Problem E
Deduplicating Files
Computer filesystems are often filled with multiple copies of identical files. These identical files take up unnecessary space, since one copy, plus appropriate file system links, are sufficient to represent all the copies. A simple way to combat this problem is to compare all pairs of files, removing all duplicates.
Comparing all pairs of $n$ files requires $n(n-1)/2$ comparisons, which can be quite large, since $n$ may be very large. Compounding the problem is the fact that comparing two files is slow, especially if they are large and mostly the same.
One way to reduce this cost is to convert each file to a short string (called a hash) using a deterministic hash function, and then compare these hashes (instead of whole files) to identify potential matches.

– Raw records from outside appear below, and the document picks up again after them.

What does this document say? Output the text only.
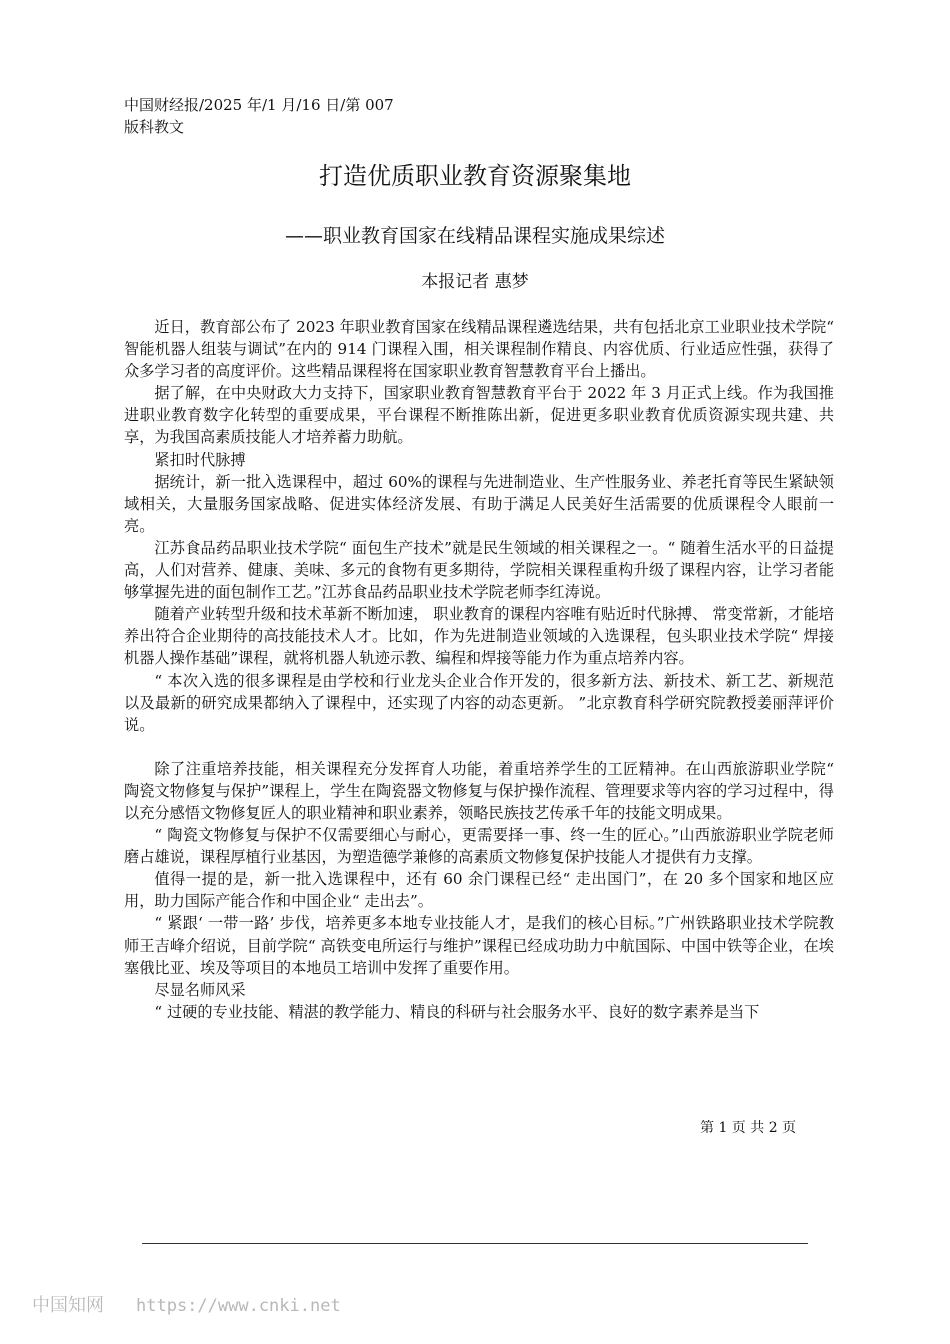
中国财经报/2025 年/1 月/16 日/第 007
版科教文
打造优质职业教育资源聚集地
——职业教育国家在线精品课程实施成果综述
本报记者 惠梦

近日，教育部公布了 2023 年职业教育国家在线精品课程遴选结果，共有包括北京工业职业技术学院“ 智能机器人组装与调试”在内的 914 门课程入围，相关课程制作精良、内容优质、行业适应性强，获得了众多学习者的高度评价。这些精品课程将在国家职业教育智慧教育平台上播出。

据了解，在中央财政大力支持下，国家职业教育智慧教育平台于 2022 年 3 月正式上线。作为我国推进职业教育数字化转型的重要成果，平台课程不断推陈出新，促进更多职业教育优质资源实现共建、共享，为我国高素质技能人才培养蓄力助航。

紧扣时代脉搏

据统计，新一批入选课程中，超过 60%的课程与先进制造业、生产性服务业、养老托育等民生紧缺领域相关，大量服务国家战略、促进实体经济发展、有助于满足人民美好生活需要的优质课程令人眼前一亮。

江苏食品药品职业技术学院“ 面包生产技术”就是民生领域的相关课程之一。“ 随着生活水平的日益提高，人们对营养、健康、美味、多元的食物有更多期待，学院相关课程重构升级了课程内容，让学习者能够掌握先进的面包制作工艺。”江苏食品药品职业技术学院老师李红涛说。

随着产业转型升级和技术革新不断加速， 职业教育的课程内容唯有贴近时代脉搏、 常变常新，才能培养出符合企业期待的高技能技术人才。比如，作为先进制造业领域的入选课程，包头职业技术学院“ 焊接机器人操作基础”课程，就将机器人轨迹示教、编程和焊接等能力作为重点培养内容。

“ 本次入选的很多课程是由学校和行业龙头企业合作开发的，很多新方法、新技术、新工艺、新规范以及最新的研究成果都纳入了课程中，还实现了内容的动态更新。 ”北京教育科学研究院教授姜丽萍评价说。

除了注重培养技能，相关课程充分发挥育人功能，着重培养学生的工匠精神。在山西旅游职业学院“ 陶瓷文物修复与保护”课程上，学生在陶瓷器文物修复与保护操作流程、管理要求等内容的学习过程中，得以充分感悟文物修复匠人的职业精神和职业素养，领略民族技艺传承千年的技能文明成果。

“ 陶瓷文物修复与保护不仅需要细心与耐心，更需要择一事、终一生的匠心。”山西旅游职业学院老师磨占雄说，课程厚植行业基因，为塑造德学兼修的高素质文物修复保护技能人才提供有力支撑。

值得一提的是，新一批入选课程中，还有 60 余门课程已经“ 走出国门”，在 20 多个国家和地区应用，助力国际产能合作和中国企业“ 走出去”。

“ 紧跟‘ 一带一路’ 步伐，培养更多本地专业技能人才，是我们的核心目标。”广州铁路职业技术学院教师王吉峰介绍说，目前学院“ 高铁变电所运行与维护”课程已经成功助力中航国际、中国中铁等企业，在埃塞俄比亚、埃及等项目的本地员工培训中发挥了重要作用。

尽显名师风采

“ 过硬的专业技能、精湛的教学能力、精良的科研与社会服务水平、良好的数字素养是当下

第 1 页 共 2 页
中国知网 https://www.cnki.net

If two hashes don’t match, neither do their corresponding files. If two hashes do match, it may be because their corresponding files are identical, or because there is a hash collision (two different files that produce the same hash). The most straightforward way to determine this is to compare the files directly.
For this problem, write a program which determines file duplicates using hashing (to identify potential duplicates and eliminate impossible ones). The hash function is simple, taking as input the entire file, and producing as output one byte. The output is the exclusive or (XOR) of the ASCII value of every byte in the input.
Input
Input consists of up to $250$ test cases. Each test case begins with an integer $1 \leq n \leq 500$ indicating the number of files. This is followed by $n$ lines, each representing one file. Each line has $1$ to $50$ characters, using only the characters a–z, A–Z, space, and period (.). Input ends when $n = 0$.
Output
For each test case, print the number of unique files and the number of hash collisions between all pairs of files.
Sample Input 1 | Sample Output 1 |
---|---|
4 four score and seven years ago score four and seven years ago four score and seven years ago ask not what your country can do for you 4 the quick brown fox jumped over the lazy dog over the lazy dog the quick brown fox jumped the lazy quick fox jumped over the brown dog the quick lazy dog over the brown fox jumped 0 |
3 2 4 6 |